Chronic exposure to microcystin-leucine-arginine induces epithelial hyperplasia and inflammation in the mouse bladder
Shaoru Zhang, Weidong Wu, Yi Peng, Lingyi Liu, Yaling Zhang, Rong Wang, Zhenshi Chen, Lei Chu, Xiajun Zhang, Qiang Bu, Dongfang Jiang, Jian Wang, Yong Wang, Lihui Wang
Abstract
Microcystin-leucine-arginine (MC-LR) is a cyclic heptapeptide compound produced by cyanobacteria with strong cytotoxicity. Previous studies have confirmed that MC-LR could exert toxic effects on the genitourinary system, but there are few reports about its toxicity to the bladder. In this study, we investigated the effects of MC-LR on mouse bladder and human bladder epithelial cells (SV-HUC-1 cells).
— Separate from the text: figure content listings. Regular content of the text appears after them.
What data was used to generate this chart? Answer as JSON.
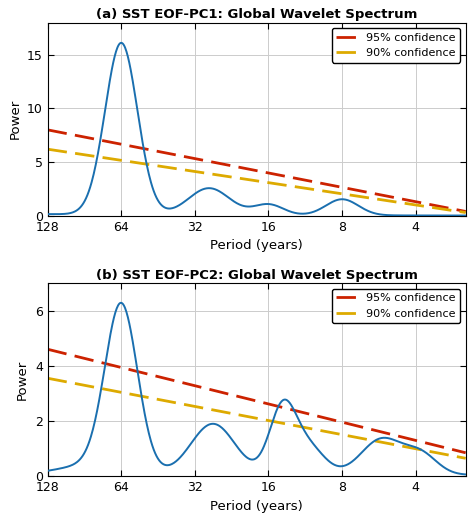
{
  "title_a": "(a) SST EOF-PC1: Global Wavelet Spectrum",
  "title_b": "(b) SST EOF-PC2: Global Wavelet Spectrum",
  "xlabel": "Period (years)",
  "ylabel": "Power",
  "legend_95": "95% confidence",
  "legend_90": "90% confidence",
  "xtick_values": [
    128,
    64,
    32,
    16,
    8,
    4
  ],
  "ylim_a": [
    0,
    18
  ],
  "ylim_b": [
    0,
    7
  ],
  "yticks_a": [
    0,
    5,
    10,
    15
  ],
  "yticks_b": [
    0,
    2,
    4,
    6
  ],
  "line_color": "#1a6faf",
  "conf95_color": "#cc2200",
  "conf90_color": "#ddaa00",
  "bg_color": "#ffffff",
  "grid_color": "#cccccc"
}
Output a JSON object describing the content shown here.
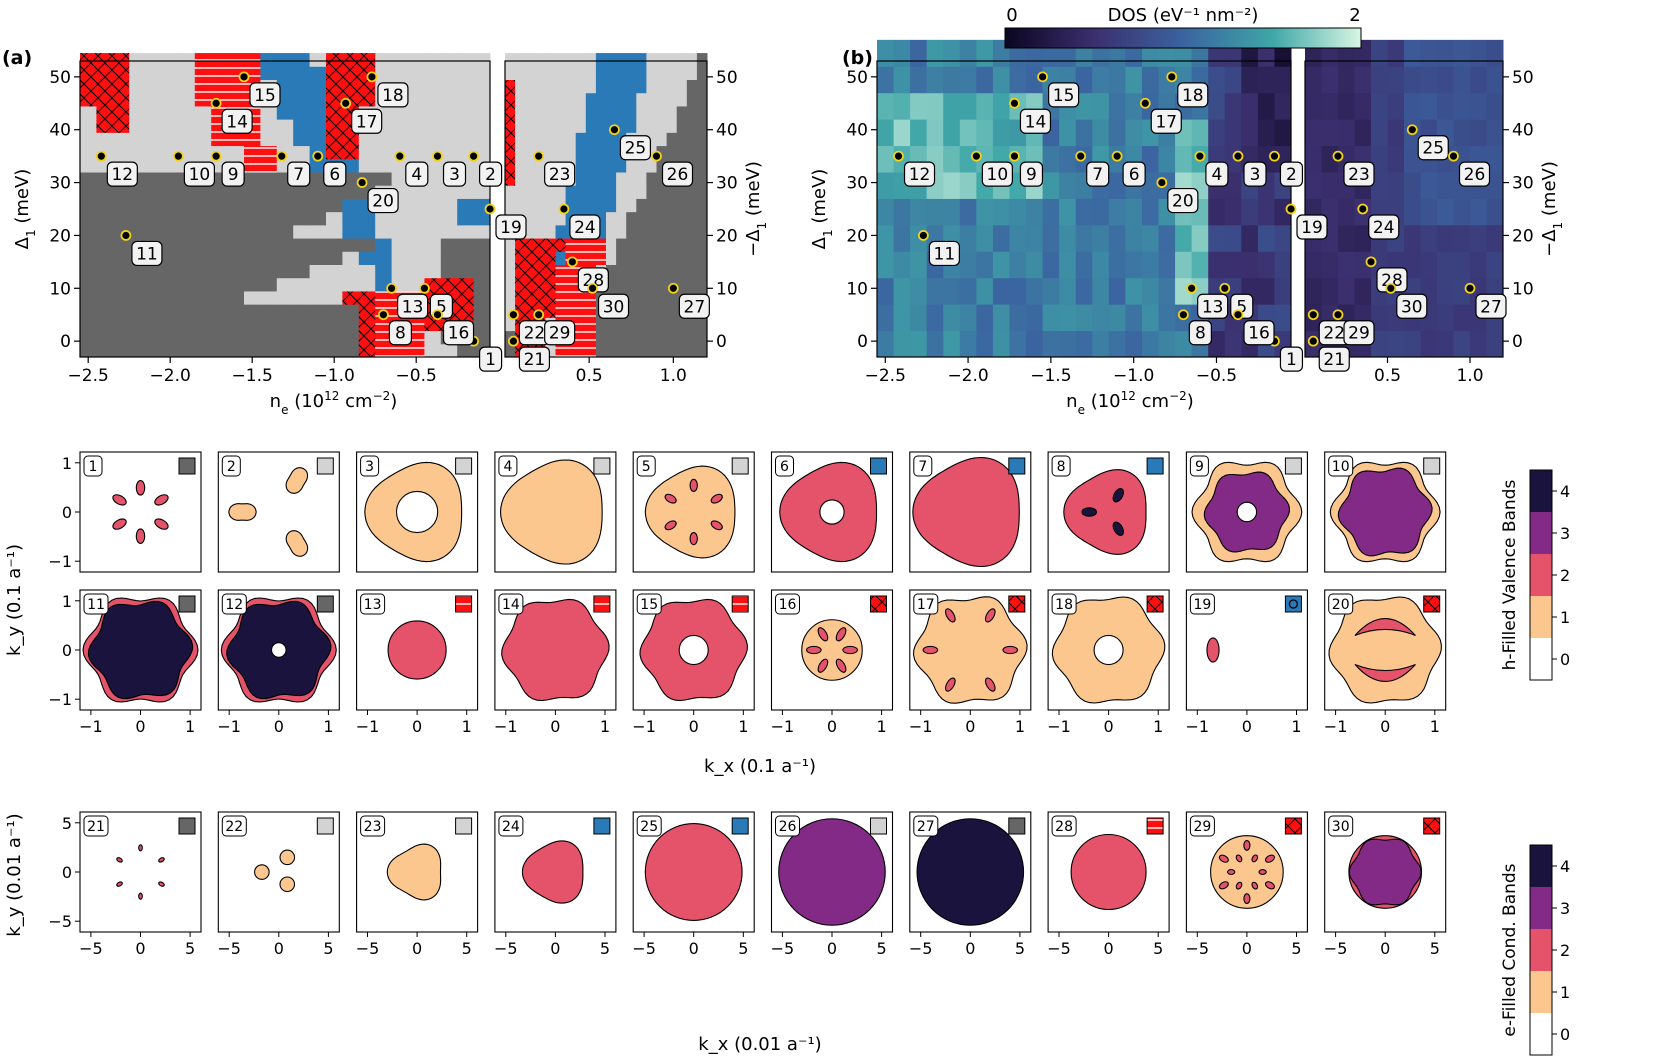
{
  "colors": {
    "dark_gray": "#666666",
    "light_gray": "#d3d3d3",
    "blue": "#2a7ab8",
    "red": "#ff1010",
    "white": "#ffffff",
    "marker": "#f2d21a",
    "fill_0": "#ffffff",
    "fill_1": "#fcc78e",
    "fill_2": "#e5536a",
    "fill_3": "#822a85",
    "fill_4": "#19133e",
    "dos_low": "#0b0621",
    "dos_mid": "#3b63a0",
    "dos_high": "#d8f6e3"
  },
  "panels": {
    "a_label": "(a)",
    "b_label": "(b)"
  },
  "chart_data": [
    {
      "id": "phase-diagram-a",
      "type": "heatmap",
      "title": "(a)",
      "xlabel": "n_e (10^12 cm^-2)",
      "ylabel_left": "Δ1 (meV)",
      "ylabel_right": "−Δ1 (meV)",
      "left_xlim": [
        -2.55,
        -0.05
      ],
      "left_xticks": [
        "−2.5",
        "−2.0",
        "−1.5",
        "−1.0",
        "−0.5"
      ],
      "right_xlim": [
        0.0,
        1.2
      ],
      "right_xticks": [
        "0.5",
        "1.0"
      ],
      "ylim": [
        -3,
        53
      ],
      "yticks": [
        "0",
        "10",
        "20",
        "30",
        "40",
        "50"
      ],
      "legend_patterns": [
        "dark gray",
        "light gray",
        "blue",
        "red striped",
        "red crosshatched"
      ]
    },
    {
      "id": "dos-map-b",
      "type": "heatmap",
      "title": "(b)",
      "colorbar_label": "DOS (eV⁻¹ nm⁻²)",
      "colorbar_ticks": [
        "0",
        "2"
      ],
      "colorbar_range": [
        0,
        2
      ],
      "xlabel": "n_e (10^12 cm^-2)",
      "ylabel_left": "Δ1 (meV)",
      "ylabel_right": "−Δ1 (meV)"
    },
    {
      "id": "points",
      "type": "scatter",
      "points": [
        {
          "id": "1",
          "x": -0.15,
          "y": 0
        },
        {
          "id": "2",
          "x": -0.15,
          "y": 35
        },
        {
          "id": "3",
          "x": -0.37,
          "y": 35
        },
        {
          "id": "4",
          "x": -0.6,
          "y": 35
        },
        {
          "id": "5",
          "x": -0.45,
          "y": 10
        },
        {
          "id": "6",
          "x": -1.1,
          "y": 35
        },
        {
          "id": "7",
          "x": -1.32,
          "y": 35
        },
        {
          "id": "8",
          "x": -0.7,
          "y": 5
        },
        {
          "id": "9",
          "x": -1.72,
          "y": 35
        },
        {
          "id": "10",
          "x": -1.95,
          "y": 35
        },
        {
          "id": "11",
          "x": -2.27,
          "y": 20
        },
        {
          "id": "12",
          "x": -2.42,
          "y": 35
        },
        {
          "id": "13",
          "x": -0.65,
          "y": 10
        },
        {
          "id": "14",
          "x": -1.72,
          "y": 45
        },
        {
          "id": "15",
          "x": -1.55,
          "y": 50
        },
        {
          "id": "16",
          "x": -0.37,
          "y": 5
        },
        {
          "id": "17",
          "x": -0.93,
          "y": 45
        },
        {
          "id": "18",
          "x": -0.77,
          "y": 50
        },
        {
          "id": "19",
          "x": -0.05,
          "y": 25
        },
        {
          "id": "20",
          "x": -0.83,
          "y": 30
        },
        {
          "id": "21",
          "x": 0.05,
          "y": 0
        },
        {
          "id": "22",
          "x": 0.05,
          "y": 5
        },
        {
          "id": "23",
          "x": 0.2,
          "y": 35
        },
        {
          "id": "24",
          "x": 0.35,
          "y": 25
        },
        {
          "id": "25",
          "x": 0.65,
          "y": 40
        },
        {
          "id": "26",
          "x": 0.9,
          "y": 35
        },
        {
          "id": "27",
          "x": 1.0,
          "y": 10
        },
        {
          "id": "28",
          "x": 0.4,
          "y": 15
        },
        {
          "id": "29",
          "x": 0.2,
          "y": 5
        },
        {
          "id": "30",
          "x": 0.52,
          "y": 10
        }
      ]
    },
    {
      "id": "fermi-surfaces-valence",
      "type": "other",
      "ylabel": "k_y (0.1 a⁻¹)",
      "xlabel": "k_x (0.1 a⁻¹)",
      "ticks": [
        "−1",
        "0",
        "1"
      ],
      "insets": [
        {
          "n": "1",
          "phase": "dark"
        },
        {
          "n": "2",
          "phase": "light"
        },
        {
          "n": "3",
          "phase": "light"
        },
        {
          "n": "4",
          "phase": "light"
        },
        {
          "n": "5",
          "phase": "light"
        },
        {
          "n": "6",
          "phase": "blue"
        },
        {
          "n": "7",
          "phase": "blue"
        },
        {
          "n": "8",
          "phase": "blue"
        },
        {
          "n": "9",
          "phase": "light"
        },
        {
          "n": "10",
          "phase": "light"
        },
        {
          "n": "11",
          "phase": "dark"
        },
        {
          "n": "12",
          "phase": "dark"
        },
        {
          "n": "13",
          "phase": "stripe"
        },
        {
          "n": "14",
          "phase": "stripe"
        },
        {
          "n": "15",
          "phase": "stripe"
        },
        {
          "n": "16",
          "phase": "hatch"
        },
        {
          "n": "17",
          "phase": "hatch"
        },
        {
          "n": "18",
          "phase": "hatch"
        },
        {
          "n": "19",
          "phase": "blue-ring"
        },
        {
          "n": "20",
          "phase": "hatch"
        }
      ]
    },
    {
      "id": "fermi-surfaces-conduction",
      "type": "other",
      "ylabel": "k_y (0.01 a⁻¹)",
      "xlabel": "k_x (0.01 a⁻¹)",
      "xticks": [
        "−5",
        "0",
        "5"
      ],
      "yticks": [
        "5",
        "0",
        "−5"
      ],
      "insets": [
        {
          "n": "21",
          "phase": "dark"
        },
        {
          "n": "22",
          "phase": "light"
        },
        {
          "n": "23",
          "phase": "light"
        },
        {
          "n": "24",
          "phase": "blue"
        },
        {
          "n": "25",
          "phase": "blue"
        },
        {
          "n": "26",
          "phase": "light"
        },
        {
          "n": "27",
          "phase": "dark"
        },
        {
          "n": "28",
          "phase": "stripe"
        },
        {
          "n": "29",
          "phase": "hatch"
        },
        {
          "n": "30",
          "phase": "hatch"
        }
      ]
    },
    {
      "id": "colorbar-valence",
      "type": "other",
      "label": "h-Filled Valence Bands",
      "ticks": [
        "0",
        "1",
        "2",
        "3",
        "4"
      ]
    },
    {
      "id": "colorbar-conduction",
      "type": "other",
      "label": "e-Filled Cond. Bands",
      "ticks": [
        "0",
        "1",
        "2",
        "3",
        "4"
      ]
    }
  ]
}
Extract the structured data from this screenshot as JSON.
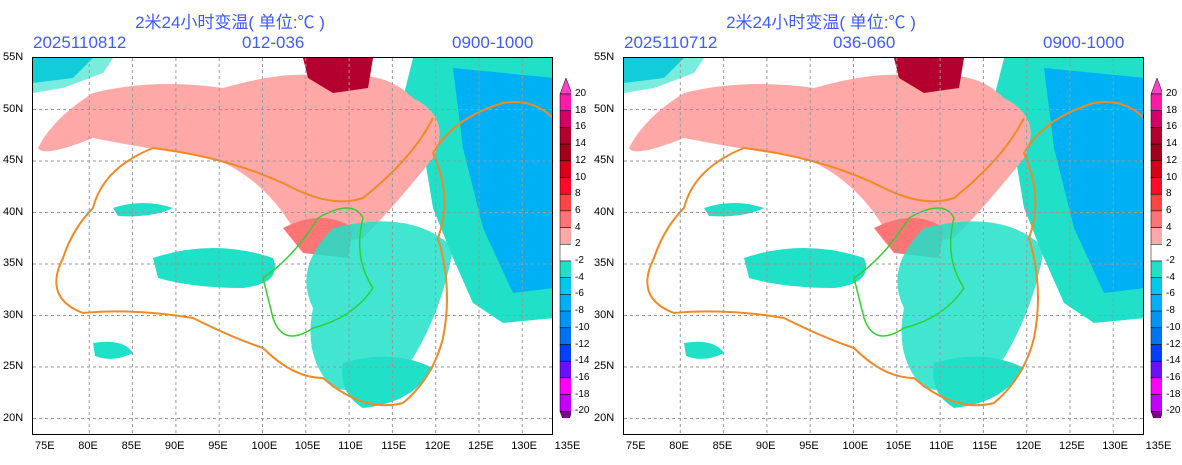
{
  "panels": [
    {
      "title": "2米24小时变温( 单位:℃ )",
      "init_time": "2025110812",
      "forecast_range": "012-036",
      "time_window": "0900-1000"
    },
    {
      "title": "2米24小时变温( 单位:℃ )",
      "init_time": "2025110712",
      "forecast_range": "036-060",
      "time_window": "0900-1000"
    }
  ],
  "lat_labels": [
    "55N",
    "50N",
    "45N",
    "40N",
    "35N",
    "30N",
    "25N",
    "20N"
  ],
  "lon_labels": [
    "75E",
    "80E",
    "85E",
    "90E",
    "95E",
    "100E",
    "105E",
    "110E",
    "115E",
    "120E",
    "125E",
    "130E",
    "135E"
  ],
  "colorbar": {
    "labels": [
      "20",
      "18",
      "16",
      "14",
      "12",
      "10",
      "8",
      "6",
      "4",
      "2",
      "-2",
      "-4",
      "-6",
      "-8",
      "-10",
      "-12",
      "-14",
      "-16",
      "-18",
      "-20"
    ],
    "colors": [
      "#ff1aa8",
      "#d4006a",
      "#b4002e",
      "#a0001a",
      "#d80018",
      "#ff0a28",
      "#ff4444",
      "#ff7474",
      "#ffa8a8",
      "#ffffff",
      "#20e0c8",
      "#00c8ec",
      "#00b0f4",
      "#0094f4",
      "#0074f0",
      "#0040ff",
      "#6a10ff",
      "#ff00ff",
      "#c400ff"
    ],
    "top_arrow": "#ff40c8",
    "bottom_arrow": "#800090"
  }
}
We observed that the bladder weight and the number of bladder epithelial cells were markedly increased in mice following chronic low-dose exposure to MC-LR. Further investigation showed that MC-LR activates AKT/NF-kB signaling pathway to induce the production of proinflammatory cytokines TNF-α and IL-6. In addition, the expression of matrix metalloproteinase-2 (MMP-2) and matrix metalloproteinase-9 (MMP-9) in bladder tissue was increased and the relative migration and invasion capacities of SV-HUC-1 cells were enhanced upon exposure to MC-LR. In conclusion, these results suggest that chronic exposure to MC-LR induced epithelial hyperplasia and inflammation, upregulated the expression of matrix metalloproteinases (MMPs) and promoted the migration and invasion of bladder epithelial cells, which provides a basis for further exploring the potential mechanism by which environmental factors increasing the risk of bladder cancer.